Je me définirais comme quelqu’un qui voit très mal donc mes grosses lunettes sont inévitables ! [Rires] Pour le reste, c’est juste confort. J’ai l’impression que les artistes auxquels je peux m’identifier sont ceux qui ont des styles immédiats, voire accidentels en quelque sorte. Je pense au chanteur du groupe de punk américain Turnstile, un petit gars en jogging avec des chaussures dégueulasses ! Je trouve ça marquant et charismatique ! Il y a aussi le chanteur des Fontaines D.C., Grian Chatten, qui s’habille n’importe comment ! Je pense que j’ai envie de tester des tenues plus postulat, j’ai beaucoup d’admiration pour les gens qui ont un style très assumé, je n’ai jamais encore eu le courage de le faire vraiment.

Claude ©Léa Costa

Qu’est-ce que vous esquivez dans la musique ?

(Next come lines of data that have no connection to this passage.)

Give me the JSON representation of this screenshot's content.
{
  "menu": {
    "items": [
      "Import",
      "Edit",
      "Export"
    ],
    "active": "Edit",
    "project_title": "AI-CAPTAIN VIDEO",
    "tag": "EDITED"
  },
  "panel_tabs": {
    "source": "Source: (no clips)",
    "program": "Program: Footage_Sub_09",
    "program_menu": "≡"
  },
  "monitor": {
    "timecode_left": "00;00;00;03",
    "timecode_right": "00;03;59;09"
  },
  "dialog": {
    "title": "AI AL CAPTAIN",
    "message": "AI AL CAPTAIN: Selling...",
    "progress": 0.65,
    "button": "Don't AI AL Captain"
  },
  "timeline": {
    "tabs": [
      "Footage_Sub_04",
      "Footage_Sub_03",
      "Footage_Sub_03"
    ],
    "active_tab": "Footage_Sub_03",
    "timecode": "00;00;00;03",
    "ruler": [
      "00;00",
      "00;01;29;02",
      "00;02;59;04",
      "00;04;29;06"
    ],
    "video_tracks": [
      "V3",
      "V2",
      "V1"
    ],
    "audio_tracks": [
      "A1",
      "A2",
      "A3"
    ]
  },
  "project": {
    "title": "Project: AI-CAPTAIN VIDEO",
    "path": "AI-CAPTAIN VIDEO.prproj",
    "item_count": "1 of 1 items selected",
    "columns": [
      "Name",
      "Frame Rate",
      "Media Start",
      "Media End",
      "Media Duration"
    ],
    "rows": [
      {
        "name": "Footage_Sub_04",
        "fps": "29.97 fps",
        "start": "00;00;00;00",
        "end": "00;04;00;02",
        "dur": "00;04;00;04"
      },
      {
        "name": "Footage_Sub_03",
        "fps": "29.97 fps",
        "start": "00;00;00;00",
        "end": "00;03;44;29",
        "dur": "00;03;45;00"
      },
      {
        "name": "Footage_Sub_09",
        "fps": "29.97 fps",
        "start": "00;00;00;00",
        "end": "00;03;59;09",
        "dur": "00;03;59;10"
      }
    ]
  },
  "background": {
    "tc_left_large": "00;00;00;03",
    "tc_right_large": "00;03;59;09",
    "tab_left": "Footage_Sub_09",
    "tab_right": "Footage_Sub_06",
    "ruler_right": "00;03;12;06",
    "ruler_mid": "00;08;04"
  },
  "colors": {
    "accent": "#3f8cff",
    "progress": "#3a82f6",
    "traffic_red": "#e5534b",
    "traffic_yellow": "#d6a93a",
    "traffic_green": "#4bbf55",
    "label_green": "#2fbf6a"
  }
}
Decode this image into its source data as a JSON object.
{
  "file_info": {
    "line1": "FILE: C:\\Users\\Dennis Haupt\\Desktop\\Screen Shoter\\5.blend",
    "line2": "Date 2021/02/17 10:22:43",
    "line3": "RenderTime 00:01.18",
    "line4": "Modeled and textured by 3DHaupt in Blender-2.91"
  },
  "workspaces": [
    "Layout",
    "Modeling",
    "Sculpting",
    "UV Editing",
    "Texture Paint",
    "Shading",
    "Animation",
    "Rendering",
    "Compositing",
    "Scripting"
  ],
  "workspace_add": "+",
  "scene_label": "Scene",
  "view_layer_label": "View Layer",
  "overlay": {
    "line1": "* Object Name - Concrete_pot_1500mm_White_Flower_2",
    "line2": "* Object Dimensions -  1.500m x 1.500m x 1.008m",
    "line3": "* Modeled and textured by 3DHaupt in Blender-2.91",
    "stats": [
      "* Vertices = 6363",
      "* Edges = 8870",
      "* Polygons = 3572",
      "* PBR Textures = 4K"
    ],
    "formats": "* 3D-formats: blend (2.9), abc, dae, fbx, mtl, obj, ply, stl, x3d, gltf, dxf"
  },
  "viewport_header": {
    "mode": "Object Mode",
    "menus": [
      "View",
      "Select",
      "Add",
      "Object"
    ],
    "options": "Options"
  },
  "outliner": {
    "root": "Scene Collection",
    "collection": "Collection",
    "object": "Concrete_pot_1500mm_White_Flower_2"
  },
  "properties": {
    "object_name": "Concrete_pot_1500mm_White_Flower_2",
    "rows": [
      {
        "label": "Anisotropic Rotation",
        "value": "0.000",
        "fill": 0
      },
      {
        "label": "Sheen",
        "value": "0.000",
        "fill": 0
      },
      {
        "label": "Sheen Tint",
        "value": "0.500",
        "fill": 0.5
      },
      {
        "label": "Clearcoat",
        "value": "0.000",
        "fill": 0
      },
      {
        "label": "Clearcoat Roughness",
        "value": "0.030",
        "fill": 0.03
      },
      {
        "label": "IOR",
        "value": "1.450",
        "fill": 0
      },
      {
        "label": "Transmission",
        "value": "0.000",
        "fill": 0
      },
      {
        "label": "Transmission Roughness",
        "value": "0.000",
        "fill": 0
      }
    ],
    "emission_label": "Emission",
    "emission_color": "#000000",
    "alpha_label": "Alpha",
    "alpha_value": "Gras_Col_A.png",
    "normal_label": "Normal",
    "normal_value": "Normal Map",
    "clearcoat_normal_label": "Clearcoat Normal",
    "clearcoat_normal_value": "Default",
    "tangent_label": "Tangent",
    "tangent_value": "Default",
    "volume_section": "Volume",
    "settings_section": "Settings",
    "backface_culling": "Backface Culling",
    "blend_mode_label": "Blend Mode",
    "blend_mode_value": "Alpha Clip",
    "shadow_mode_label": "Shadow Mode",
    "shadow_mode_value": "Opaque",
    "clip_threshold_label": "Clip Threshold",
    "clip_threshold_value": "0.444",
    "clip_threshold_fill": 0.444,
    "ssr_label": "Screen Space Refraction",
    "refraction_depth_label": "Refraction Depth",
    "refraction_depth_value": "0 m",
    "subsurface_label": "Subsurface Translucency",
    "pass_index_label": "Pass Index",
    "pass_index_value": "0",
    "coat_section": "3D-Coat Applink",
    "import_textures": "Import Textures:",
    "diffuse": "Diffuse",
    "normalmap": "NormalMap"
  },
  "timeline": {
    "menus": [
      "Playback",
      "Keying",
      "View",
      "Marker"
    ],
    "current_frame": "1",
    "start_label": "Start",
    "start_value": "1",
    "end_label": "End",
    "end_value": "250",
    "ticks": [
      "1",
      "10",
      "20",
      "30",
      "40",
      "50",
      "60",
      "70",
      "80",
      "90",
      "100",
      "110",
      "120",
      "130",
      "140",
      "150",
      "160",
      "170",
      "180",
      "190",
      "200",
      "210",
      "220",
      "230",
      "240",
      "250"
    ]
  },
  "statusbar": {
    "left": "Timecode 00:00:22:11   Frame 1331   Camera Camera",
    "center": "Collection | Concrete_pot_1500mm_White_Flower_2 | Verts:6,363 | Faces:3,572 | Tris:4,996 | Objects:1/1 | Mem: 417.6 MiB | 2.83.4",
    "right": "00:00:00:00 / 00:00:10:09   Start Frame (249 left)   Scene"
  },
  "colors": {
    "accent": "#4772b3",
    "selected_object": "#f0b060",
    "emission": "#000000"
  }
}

Les trends ! Il y a des labels qui ont poussé des artistes à y aller et je pense que si un morceau s’inspire de celui d’autres artistes, t’es déjà un peu en retard… Tu n’inventes rien… Theodora en avait parlé et elle a bien raison.

Quelles seraient vos collaborations de rêve ?

Il y en a tellement ! Grian Chatten, c’est mon rêve absolu, Zaho de Sagazan, Yoa aussi ! Je pense que j’ai des maquettes qui seraient pertinentes en ce moment pour ça.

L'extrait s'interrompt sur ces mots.